Cem Güney: Puts Sound-Theories into "Praxis"
Tobias
After years as a DJ and experimental Trumpet player, Cem Güney is entering a new phase of his colourful career by releasing his debut album on Portuguese label Cronica Electronica. Essentially a compendium of his sound work over the past two years, „Praxis“ collects nine pieces of delicate, otherwordly musique concrete within a web of astute impressions and imaginative associations. Güney has certainly injected a hearty dose of thought and conceptual brilliance into the album – a combination which has already led some to refer to him as one of the most interesting artists in his line of business. „I am beholden to the harmoniousness of two essential properties that maintains the forcefullness of a cognition space“, Cem summed up his aims for „Praxis“ in a concise and intellectually demanding ascription, „One, is a time-space continuum, stable in manner, having control over the undesired effects of duality and two, the synesthetic response, enrichining the transmutations from the abstract to the concrete. Synesthetic responses, via the many influences of sound contributes much as a motivational factor, and without the negative effects of duality-distractions so to speak-fluid impromtu motions (the essence of creation) can build up to constitute a language that becomes the basis of form. Praxis, is the experimentations of the various emergent forms, and its application into the concrete.“
Cronica Electronica have made available three complete tracks from „Praxis“ as a first appetizer. These show Cem Güney to be a man of subtle shadings and heartwarming quietude: If an undaunting degree of discretion and a high crackle factor sound like your thing, then this could just be your album. Headphones are certainly recommended to fully appreciate the still bazaar of „Factitious Phobia“, with its oriental chants, breaths of hiss and playful clicks, of the whispering psychedelic Raga of „Somewhere between the Middle“.

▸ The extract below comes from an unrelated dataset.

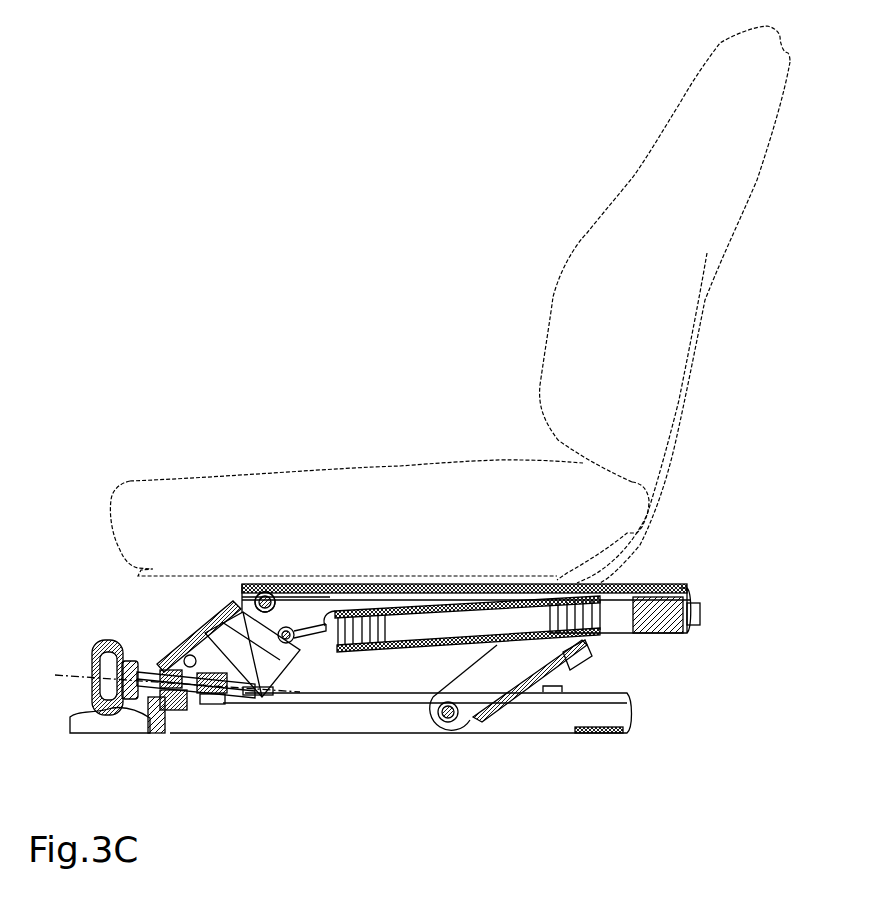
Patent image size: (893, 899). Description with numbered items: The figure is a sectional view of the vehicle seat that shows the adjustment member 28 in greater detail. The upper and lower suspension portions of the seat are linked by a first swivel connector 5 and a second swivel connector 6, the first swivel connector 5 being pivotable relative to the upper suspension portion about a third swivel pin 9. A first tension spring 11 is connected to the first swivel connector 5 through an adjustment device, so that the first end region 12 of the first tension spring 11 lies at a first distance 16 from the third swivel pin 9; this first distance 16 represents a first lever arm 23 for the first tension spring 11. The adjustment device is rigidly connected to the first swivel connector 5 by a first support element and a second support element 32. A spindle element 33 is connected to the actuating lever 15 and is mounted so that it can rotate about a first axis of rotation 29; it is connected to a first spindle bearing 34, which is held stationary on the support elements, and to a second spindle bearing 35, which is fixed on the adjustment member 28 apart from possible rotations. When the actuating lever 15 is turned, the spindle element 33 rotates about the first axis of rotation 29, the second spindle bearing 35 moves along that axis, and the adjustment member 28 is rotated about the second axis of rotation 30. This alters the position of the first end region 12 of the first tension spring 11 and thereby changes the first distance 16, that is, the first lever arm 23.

Other pieces deal with algorithmic composition, african phonemes, „the ancient spiritual art and science of inner transformation through sound and tone“ as well as the use of „vowel sounds in the human language“. Added together and stirred with an unshaking hand, these diverse stylistic elements create a dense carpet of wondrous warmth, which is as unspectacular on a first listen as it is profound and moving on closer inspection.